Maybe we need to do a study on Jonah, there’s so much here:
-He meets some pagan sailors
-Ends up inside a great fish
-Offers a prayer so sanctimonious it causes the fish the vomit
-Finally goes to Nineveh where he gives one reluctant, half-hearted sermon – a mere 8 words! – and suddenly everybody repents! I mean EVERYBODY: the people, the King…even the animals.
-even the animals are wearing sackcloth. Again, sounds like something right out of a Simpsons episode.

First the pagan sailors, now the awful, violent, enemies in Nineveh do what the prophet of God never does in this story: offer sincere prayers of repentance and change their ways to follow God.
Which, of course, makes Jonah furious.

I understand Jonah, I really do. I don’t have to think long to come up with a few people whom I think need to get what’s coming to them.

“This is what humanness is: sometimes we want education and enlightenment and understanding, and sometimes we want confirmation of our biases and soothing for our prejudices.” – Between Two Worlds commenting on Ta-Nehisi Coates’ blog on The Atlantic

Jonah tries to flee from God’s presence and finds that’s not possible. God doesn’t just reside in Israel. Jonah wants to limit God’s mercy – after all, the Ninevites were vicious, awful, sinful people. They were the enemy. But Jonah suspects and then finds out that’s not possible either. There is no limit to God’s grace.

And that brings us to Jesus. As author Gary Wills puts it, “Jesus continually tells people – shows people – to their astonishment, that no company is beneath his presence.” People in jobs that are despised? Not beneath Jesus’s presence, he spends time with them.
People that are outcast, excluded, reviled because they are the wrong race or the wrong gender? Jesus spends time with them. Speaks with them. Eats with them. They are not beneath his presence.

Notice what Jesus says in Mark. What is the good news? “The Kingdom of God has come near.” “Repent and believe that God is here with you, among you. God is near.”

How do we change the things we see in the world that are wrong? There are a multitude of ways, I’m sure. In one way or another, don’t most methods for change involve using our voice?

How do we make change?
-Vote. That’s a form of speech, isn’t it?
-With our money, we fund efforts with goals similar to ours “put your money where? Where your mouth is.” Is that a form of speech?
-We speak. Online, through letters, in person (such as at a city council meeting or    a Congress member’s office. Or to a family member or loved one in need of help.)
-And sometimes, we tell stories. The Emperor is a pompous jerk? Tell the story of his “New Clothes”

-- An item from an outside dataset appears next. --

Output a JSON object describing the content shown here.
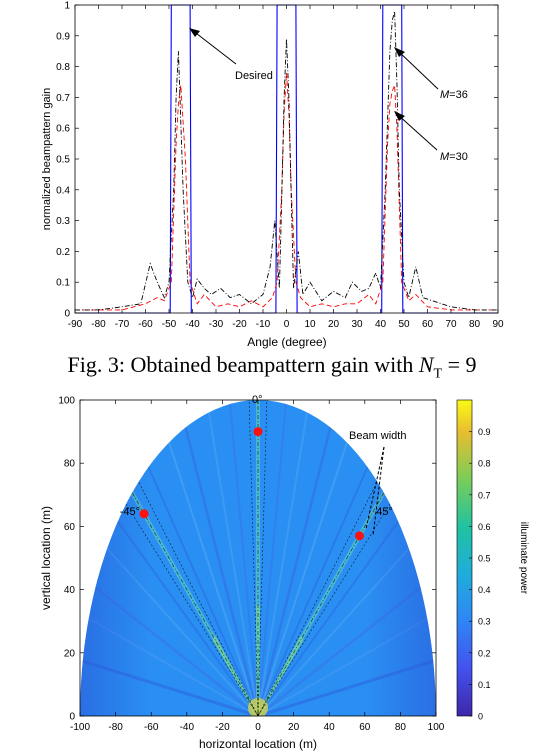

People trying to limit God’s grace? Trying to keep God for themselves? Insisting that God’s favor is ONLY for them? – Tell the story of Jonah. But remember, sometimes we’re those people. At least I know I am. So then we tell the story of Jesus. God draws near.

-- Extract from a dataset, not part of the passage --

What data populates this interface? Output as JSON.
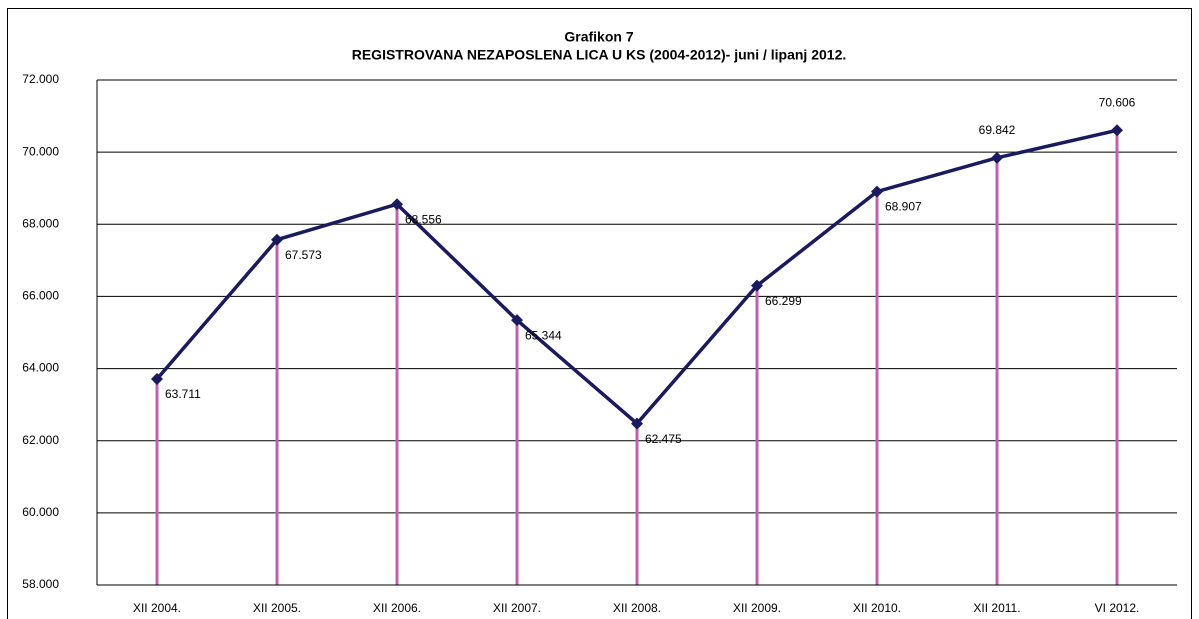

If we are to learn from Jonah, if we are to follow Jesus, then today we need to say to any whom the church has made unwelcome, to any the church has made to feel unwelcome, unworthy, or unloved… to them Jesus through words and actions says, God draws near to you.

Can there be any doubt that those who currently hear that message of being unwelcome and unworthy more than any others right now are our gay sisters and brothers? If we are to learn from Jonah, if we are to follow Jesus today, then to our gay sisters and brothers we must say we repent of our lack of love. To them we must say, God draws near to you.

But Jonah teaches me something else too: sometimes we’re the ones limiting God’s grace. At least I know I am. So again we tell the story of Jesus: God draws near.

Who are the Ninevites in your life? Really consider that: who do you despise? Who do you want to see “get what’s coming to them”?

The word I hear from God through Jonah and Jesus is: whoever your Ninevites are, this week, go and tell them ‘God draws near to you.’ Find out how speaking those words changes them. Find out how speaking those words changes you; changes me; changes us. Amen.